Sotto il cappello di Crédit Agricole Cariparma, Cassa di Risparmio di Rimini rinnova il CdA e il Collegio Sindacale. Alla Presidenza è chiamato Guido Corradi, mentre il Vice è Roberto Ghisellini, entrambi provenienti dalla lista presentata da Cariparma.

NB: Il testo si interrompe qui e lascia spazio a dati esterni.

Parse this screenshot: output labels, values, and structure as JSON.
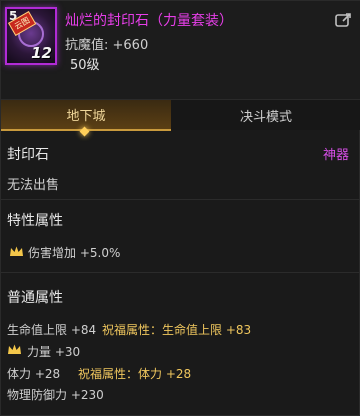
{
  "item": {
    "icon_level": "5",
    "icon_badge": "云图",
    "icon_number": "12",
    "name": "灿烂的封印石（力量套装）",
    "attack_label": "抗魔值: +660",
    "level": "50级"
  },
  "tabs": {
    "active": "地下城",
    "inactive": "决斗模式"
  },
  "body": {
    "category_left": "封印石",
    "category_right": "神器",
    "trade": "无法出售",
    "special_title": "特性属性",
    "special_attr": "伤害增加 +5.0%",
    "normal_title": "普通属性",
    "normal_lines": [
      {
        "a": "生命值上限 +84",
        "b": "祝福属性：生命值上限 +83"
      },
      {
        "a": "力量 +30"
      },
      {
        "a": "体力 +28",
        "b": "祝福属性：体力 +28"
      },
      {
        "a": "物理防御力 +230"
      }
    ]
  },
  "colors": {
    "name": "#e63ee8",
    "rarity": "#d54ee6",
    "blessing": "#f0c75e",
    "accent": "#ffcf5a"
  },
  "icons": [
    "share-icon",
    "crown-icon"
  ]
}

Fanno il loro ingresso anche Andrea Mora, Matteo Bianchi, Massimo Tripuzzi (appartenenti alla lista di espressione Crédit Agricole Cariparma) e Matteo Guaitoli, oltre ad Attilio Gardini (dalla lista della Fondazione Cassa di Risparmio di Rimini).

Il Collegio Sindacale
Il Direttore Generale rimane Giampaolo Scardone, mentre il Presidente del Collegio Sindacale è Paolo Alinovi, con Stefano Lottici e Luca Mariani sindaci effettivi, i primi due appartenenti alla lista presentata da Crédit Agricole Cariparma e il terzo nominato dalla lista presentata dalla Fondazione. I sindaci supplenti sono Angelo Gilardi e Claudio Venturini.
Investimenti e impieghi
Il nuovo CdA e il Direttore Generale hanno il compito di dare il via all’implementazione del Piano Industriale, focalizzato al rilancio e alla crescita dei segmenti famiglie e imprese sul territorio: previsti finanziamenti all’economia pari a circa 1,2 miliardi di euro nel triennio 2018-2020, con una crescita media del 15%. Il Piano industriale prevede importanti investimenti da parte del Gruppo per lo stesso triennio 2018-2020 per lo sviluppo di nuovi modelli di filiale, nuovi prodotti e l’adozione dei sistemi informativi del Gruppo. Si stima che gli investimenti e i volumi di credito erogati sul territorio si traducano in una crescita dei clienti della banca del 30% nell’arco dei tre anni.
Crédit Agricole in Italia
A valle dell’operazione di acquisizione di Carim, Carismi e Caricesena, perfezionata a dicembre 2017, il Gruppo Bancario Crédit Agricole Italia supera i 2 milioni di clienti, raggiungendo in Emilia Romagna una quota di mercato del 10,7% circa.